The jury is still out on Twitter. Facebook is also intangible and has some indirect marketing value yet still difficult to quantitate. I feel that it can’t hurt to use these tools. I have done radio talk shows and that has been successful. I don’t use print media very often. Print media for cosmetic surgery is more of a ‘push’ marketing technique and I think that ‘pull’ marketing is the way to go for most of our patients who tend to be internet savvy and live on Google Search. Clearly, the most effective marketing modality for us is a well optimized web site with quality content. Blogs are also very powerful and are a close second. Videos put a face to the practice and connect the patient to the doctor unlike anything else available. It is a pre-consult trust builder and we are in the process of producing many more.
Where do you see the most competition from other physicians in your area? How do you run your business in order to compete with them?
I live in Dallas, Texas. I have competition on every corner. I try to be a specialist in a few procedures and strive to be to go-to physician in my area for those procedures. You can’t realistically be all things to all people in this competitive environment. I serve a niche market in these procedures and let everyone else battle over the breast augmentations and face lifts.
What is the best advice you've ever received as an entrepreneur and physician?
Probably to get out of insurance based medicine and learn how to run a medical practice like a business. It’s great to have a cash based practice at a time when insurance reimbursements progressively circle the drain.

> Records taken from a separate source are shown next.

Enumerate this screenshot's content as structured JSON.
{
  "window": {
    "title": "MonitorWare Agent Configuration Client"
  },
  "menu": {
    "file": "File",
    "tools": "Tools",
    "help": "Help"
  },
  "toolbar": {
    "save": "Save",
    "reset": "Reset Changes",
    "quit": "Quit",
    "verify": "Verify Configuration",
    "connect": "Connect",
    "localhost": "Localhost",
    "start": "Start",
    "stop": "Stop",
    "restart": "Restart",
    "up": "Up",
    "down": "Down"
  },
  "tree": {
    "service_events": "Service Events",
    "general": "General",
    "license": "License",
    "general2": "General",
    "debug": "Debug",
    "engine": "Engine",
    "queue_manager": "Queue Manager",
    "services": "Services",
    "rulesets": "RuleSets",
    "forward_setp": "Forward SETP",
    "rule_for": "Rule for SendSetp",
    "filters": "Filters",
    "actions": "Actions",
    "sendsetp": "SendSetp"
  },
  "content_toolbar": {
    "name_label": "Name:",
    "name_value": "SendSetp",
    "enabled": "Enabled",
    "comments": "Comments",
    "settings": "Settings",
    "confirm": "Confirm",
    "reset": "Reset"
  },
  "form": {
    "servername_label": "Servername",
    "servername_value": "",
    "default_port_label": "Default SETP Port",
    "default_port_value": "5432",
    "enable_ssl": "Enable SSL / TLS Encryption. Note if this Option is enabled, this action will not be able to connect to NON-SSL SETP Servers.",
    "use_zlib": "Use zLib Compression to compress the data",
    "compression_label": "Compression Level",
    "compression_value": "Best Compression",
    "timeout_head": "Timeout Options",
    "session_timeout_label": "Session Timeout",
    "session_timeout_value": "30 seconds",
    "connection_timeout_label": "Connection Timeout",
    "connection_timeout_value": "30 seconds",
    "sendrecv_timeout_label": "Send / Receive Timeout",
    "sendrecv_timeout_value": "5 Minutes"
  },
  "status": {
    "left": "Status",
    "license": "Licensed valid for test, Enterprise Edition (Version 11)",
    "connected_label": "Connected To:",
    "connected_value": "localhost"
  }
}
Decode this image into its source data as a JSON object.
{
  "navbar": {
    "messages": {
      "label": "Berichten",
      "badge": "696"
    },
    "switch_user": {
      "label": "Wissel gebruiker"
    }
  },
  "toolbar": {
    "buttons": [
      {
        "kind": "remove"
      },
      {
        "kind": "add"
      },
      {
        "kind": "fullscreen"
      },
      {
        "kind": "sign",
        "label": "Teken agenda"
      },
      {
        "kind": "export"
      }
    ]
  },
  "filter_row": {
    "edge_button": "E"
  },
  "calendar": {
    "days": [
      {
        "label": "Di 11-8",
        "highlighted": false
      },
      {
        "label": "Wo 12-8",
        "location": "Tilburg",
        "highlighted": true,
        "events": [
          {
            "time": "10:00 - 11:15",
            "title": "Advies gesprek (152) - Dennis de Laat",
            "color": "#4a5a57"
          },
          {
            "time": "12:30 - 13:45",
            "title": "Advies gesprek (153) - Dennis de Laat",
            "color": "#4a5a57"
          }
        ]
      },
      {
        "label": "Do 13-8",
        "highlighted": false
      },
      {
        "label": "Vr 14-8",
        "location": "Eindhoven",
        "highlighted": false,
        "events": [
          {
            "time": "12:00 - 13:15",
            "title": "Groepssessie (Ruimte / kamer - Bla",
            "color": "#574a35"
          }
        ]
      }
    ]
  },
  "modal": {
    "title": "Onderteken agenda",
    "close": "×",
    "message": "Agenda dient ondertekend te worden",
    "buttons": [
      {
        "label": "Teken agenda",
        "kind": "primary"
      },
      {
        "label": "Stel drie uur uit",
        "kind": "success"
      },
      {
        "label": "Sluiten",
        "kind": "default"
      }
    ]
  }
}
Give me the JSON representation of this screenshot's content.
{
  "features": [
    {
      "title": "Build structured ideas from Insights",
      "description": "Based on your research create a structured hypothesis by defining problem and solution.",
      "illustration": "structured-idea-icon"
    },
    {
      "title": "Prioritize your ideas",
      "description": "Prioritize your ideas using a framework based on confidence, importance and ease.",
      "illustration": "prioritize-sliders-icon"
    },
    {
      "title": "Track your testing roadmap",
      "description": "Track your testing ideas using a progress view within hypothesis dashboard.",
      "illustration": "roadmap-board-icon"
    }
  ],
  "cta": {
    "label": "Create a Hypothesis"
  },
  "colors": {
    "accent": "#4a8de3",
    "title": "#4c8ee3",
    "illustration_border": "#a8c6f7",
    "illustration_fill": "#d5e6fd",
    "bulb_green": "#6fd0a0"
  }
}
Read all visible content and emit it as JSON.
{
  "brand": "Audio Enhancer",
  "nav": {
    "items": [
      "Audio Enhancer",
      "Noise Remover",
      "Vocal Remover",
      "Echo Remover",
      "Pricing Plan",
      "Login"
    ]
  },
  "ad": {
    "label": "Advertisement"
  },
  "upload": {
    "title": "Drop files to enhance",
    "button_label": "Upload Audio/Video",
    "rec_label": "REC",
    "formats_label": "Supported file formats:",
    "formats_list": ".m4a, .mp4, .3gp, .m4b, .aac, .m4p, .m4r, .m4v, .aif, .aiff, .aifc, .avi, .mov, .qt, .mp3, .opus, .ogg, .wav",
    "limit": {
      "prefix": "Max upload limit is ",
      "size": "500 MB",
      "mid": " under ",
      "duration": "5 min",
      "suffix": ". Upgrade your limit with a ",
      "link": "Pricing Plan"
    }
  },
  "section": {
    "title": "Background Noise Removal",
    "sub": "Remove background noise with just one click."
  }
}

Getting an MBA after 17 years of practice was a huge eye-opener. I was shocked at how much I didn’t know about markets, marketing, and finance. It helped get me off the traditional medical practice wheel and helped to diversify and seize many other parallel opportunities in health care. It also helped my practice to become more patient (customer) centric. Concierge level service and delivery of a wow experience is a paradigm shift for many practices but is the secret sauce for success.
About: Dr. Kevin Light attended Michigan State University earning his Bachelors of Science degree with honors in Biochemistry. He is a Diplomat of the American Board of Osteopathic Surgery in General Surgery. He is an expert in his field and has over 28 years of surgical experience. After he left the Air Force, he practiced General Surgery. In 1997, he saw the writing on the wall and transitioned his practice to exclusively cosmetic surgery. In 2005, he began the MBA program at the University of Texas. He practiced ‘part time’ during this period as the medical director of an ‘age management clinic’. This turned out to be a blessing in disguise– it exposed him to a very powerful alternative to traditional medicine that fit quite well with his cosmetic surgical practice.
Dr. Kevin Light is a fellow of the prestigious American Academy of Cosmetic Surgery (AACS). He is an active member of the Texas Cosmetic Surgical Society, the American Academy of Anti-Aging Medicine (A4M) and the Age Management Medical Group.